Histograph is a graph-based exploration and crowd-based indexation for multimedia collections. HistoGraph treats multimedia collections as networks. The underlying assumption is simple: if two people are mentioned together in a document, we assume that they may have something to do with each other. Whether or not such a relationship is interesting is in the eye of the beholder. Co-occurrence networks become huge and unwieldy very quickly, which forces us to filter them based on another simple assumption: the more often entities co-occur, the more likely it is that they have a meaningful relationship with each other. We combine these two assumptions with mathematical models (co-occurrence frequencies weighted by tf-idf specificity and Jaccard distances) which allow us to rank the list of co-occurrences.

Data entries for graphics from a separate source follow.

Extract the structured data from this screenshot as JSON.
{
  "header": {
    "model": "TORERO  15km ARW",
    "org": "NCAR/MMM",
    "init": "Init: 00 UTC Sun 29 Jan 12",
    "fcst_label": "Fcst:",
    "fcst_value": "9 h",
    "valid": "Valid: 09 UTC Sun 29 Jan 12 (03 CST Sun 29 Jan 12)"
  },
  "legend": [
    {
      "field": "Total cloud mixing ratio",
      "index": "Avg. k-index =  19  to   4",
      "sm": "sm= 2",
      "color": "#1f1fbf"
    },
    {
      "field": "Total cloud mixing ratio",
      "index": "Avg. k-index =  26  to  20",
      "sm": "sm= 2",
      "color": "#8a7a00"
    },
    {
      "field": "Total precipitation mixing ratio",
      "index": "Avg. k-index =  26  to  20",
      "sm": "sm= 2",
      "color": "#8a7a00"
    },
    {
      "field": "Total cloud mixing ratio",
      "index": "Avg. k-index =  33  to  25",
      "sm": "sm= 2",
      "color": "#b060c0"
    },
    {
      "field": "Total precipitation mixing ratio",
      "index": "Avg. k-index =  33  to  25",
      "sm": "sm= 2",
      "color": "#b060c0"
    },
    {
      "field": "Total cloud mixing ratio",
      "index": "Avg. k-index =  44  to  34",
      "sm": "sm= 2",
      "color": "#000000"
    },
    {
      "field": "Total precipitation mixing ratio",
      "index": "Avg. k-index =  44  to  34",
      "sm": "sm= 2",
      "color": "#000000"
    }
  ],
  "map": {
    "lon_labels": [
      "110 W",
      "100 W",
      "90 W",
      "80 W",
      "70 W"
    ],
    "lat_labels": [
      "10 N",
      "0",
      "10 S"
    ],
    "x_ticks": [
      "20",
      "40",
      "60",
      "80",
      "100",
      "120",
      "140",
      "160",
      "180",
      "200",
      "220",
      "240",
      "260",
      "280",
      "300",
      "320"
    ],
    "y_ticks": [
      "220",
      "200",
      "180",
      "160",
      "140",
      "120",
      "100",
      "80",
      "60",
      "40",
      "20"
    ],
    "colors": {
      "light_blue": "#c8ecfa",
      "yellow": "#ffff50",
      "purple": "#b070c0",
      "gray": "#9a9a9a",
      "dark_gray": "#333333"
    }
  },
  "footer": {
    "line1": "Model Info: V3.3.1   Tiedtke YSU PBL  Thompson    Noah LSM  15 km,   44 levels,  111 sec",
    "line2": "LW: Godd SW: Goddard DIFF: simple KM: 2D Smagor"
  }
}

HistoGraph combines tools like YAGO-AIDA for the automatic detection and disambiguation of named entities - people, places, institutions and dates - with crowd-based annotations. Thanks to the enrichment with DBPedia and VIAF links, histoGraph can handle multilanguage documents flawlessly. By default, every automatically detected entity is pending validation by a human user.
HistoGraph is available open source under MIT licence. The application is designed to serve two purposes: To facilitate the non-hierarchical exploration of multimedia collections based on existing metadata and automatic entity detection and the crowd-based indexation of such collections. HistoGraph can handle any digitized text and image documents.